The wellness revolution

The Wellness Revolution American starts from Spelman College in Atlanta, where the president Beverly Tatum has decided to drop the “business sports,” the great national championships in football, basketball, baseball, track and field to return to the true physical activity, investing activity that cost very little and make a lot for their impact on health and well-being. In one of the oldest US female university in Atlanta have made ​​their appearance courses in pilates, zumba, yoga and martial arts. But the college led by Tatum is not the only one: to choose the less expensive and polluting sports there is also a group of other universities, the New York City College of Technology to the University of Maryland: an experiment that could soon turn into a real new revolution. In her college the 80 athletes cost $ 900,000 per year, which if they were distributed among all the students would allow all to have daily access to courses of physical activity. It’s the defeat of gigantism of the university sport and points out that the fight against doping, bullying of the coaches and the costs of this type of sport is unfortunately only effectively abandoning the exasperate competitive sport. And as noted by Federico Grappling on www.Repubblica.it “no known cases of yogis still ruined by steroids.”

President Beverly Tatum says the school decided it was time to change its focus.

We have to ask ourselves: What is the cost of the program and who is benefiting? How many people are benefiting? Is the benefit worth the cost?Tatum went on to say that the goal is to positively impact the health issues that African American women have faced:

We know that 4 out of 5 women of African descent [are] overweight or obese. We know that black women are twice as likely to develop Type 2 diabetes. We know that black women over the age of 20—something like 40 percent or higher—already have hypertension, high blood pressure.

It’s a move that makes a lot of sense. Sure, intercollegiate sports can be an important part of the college experience, but in this day and age when 70% of adults in our country are overweight or obese and over 25 million people have diabetes, it’s time for some creative solutions.

To do that, Spelman now offers a campus-wide health and fitness program. Through this, all students can take part in weight loss programs, exercise at the college gym, Zumba, dance classes, and more. Already, more than 300 students are taking advantage of this every day.
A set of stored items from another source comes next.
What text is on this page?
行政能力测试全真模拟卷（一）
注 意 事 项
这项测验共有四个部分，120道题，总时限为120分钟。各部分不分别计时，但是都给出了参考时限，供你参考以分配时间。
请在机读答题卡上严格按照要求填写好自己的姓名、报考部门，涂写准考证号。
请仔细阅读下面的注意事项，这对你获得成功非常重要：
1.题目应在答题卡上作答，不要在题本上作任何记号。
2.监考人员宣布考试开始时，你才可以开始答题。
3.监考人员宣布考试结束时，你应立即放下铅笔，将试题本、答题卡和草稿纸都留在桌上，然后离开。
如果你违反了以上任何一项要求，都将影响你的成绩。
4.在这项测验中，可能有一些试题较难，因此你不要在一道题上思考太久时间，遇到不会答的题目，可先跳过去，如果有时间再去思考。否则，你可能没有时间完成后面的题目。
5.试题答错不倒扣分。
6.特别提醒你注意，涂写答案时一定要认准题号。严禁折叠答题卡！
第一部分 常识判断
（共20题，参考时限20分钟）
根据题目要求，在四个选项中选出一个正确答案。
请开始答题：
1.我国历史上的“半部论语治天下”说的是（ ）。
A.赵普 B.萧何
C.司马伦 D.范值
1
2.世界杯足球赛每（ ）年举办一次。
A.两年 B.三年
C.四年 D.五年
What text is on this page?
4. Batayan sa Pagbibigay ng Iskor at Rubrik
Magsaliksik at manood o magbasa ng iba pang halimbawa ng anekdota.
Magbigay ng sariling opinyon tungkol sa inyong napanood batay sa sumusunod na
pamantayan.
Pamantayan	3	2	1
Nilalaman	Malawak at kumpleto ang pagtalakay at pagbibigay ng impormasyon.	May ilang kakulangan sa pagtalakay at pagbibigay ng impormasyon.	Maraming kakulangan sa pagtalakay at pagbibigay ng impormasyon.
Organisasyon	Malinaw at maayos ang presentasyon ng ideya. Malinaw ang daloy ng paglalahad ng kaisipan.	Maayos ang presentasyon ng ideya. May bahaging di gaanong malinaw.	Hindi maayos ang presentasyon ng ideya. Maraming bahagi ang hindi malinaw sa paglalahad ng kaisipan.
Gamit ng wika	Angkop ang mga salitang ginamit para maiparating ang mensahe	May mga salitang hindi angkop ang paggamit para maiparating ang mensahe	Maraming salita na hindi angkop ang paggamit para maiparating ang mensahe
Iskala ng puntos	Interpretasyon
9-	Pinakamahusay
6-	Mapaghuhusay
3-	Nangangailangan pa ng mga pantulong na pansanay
In what they call a “wellness revolution,” Spelman’s site explains their goal (as taken from an article by Tatum):

The need is urgent, and it is our population — young black women — that is among the most at risk for negative health outcomes. Committed to educating the whole person, mind, body and spirit, we have an opportunity to change this epidemic. Ending intercollegiate participation may seem counterintuitive, given our focus on physical activity, but instead of spending hundreds of thousands of dollars transporting a small number of athletes to intercollegiate events, we will be investing those dollars in intramural programs and wellness activities that can be sustained for a lifetime.

Of course, not everyone thinks this is a good idea. Some of the athletes are upset, and even threatening to transfer to other schools. But, Spelman is the first school to drop NCAA sports in years, and it’s a move that is re-prioritizing the way we look at things.

Tell us what you think. Is this a good idea?

Read more: http://www.blisstree.com/2012/12/07/sex-relationships/spelman-college-drops-ncaa-sports/#ixzz2ROMnW8DM

“Run, Don’t Walk.” “Don’t Run, Walk.”

If you’re a runner, you might have noticed this surprising headline from the April 5 edition of the Guardian: “Brisk walk healthier than running—scientists.” Or maybe you saw this one, which ran in Health magazine the very same day: “Want to lose weight? Then run, don’t walk: Study.”
Dueling research from rival academic camps? Not exactly. Both articles described the work of a herpetologist-turned-statistician at the Lawrence Berkeley National Laboratory named Paul T. Williams, who, this month, achieved a feat that’s exceedingly rare in mainstream science: He used exactly the same dataset to publish two opposing findings.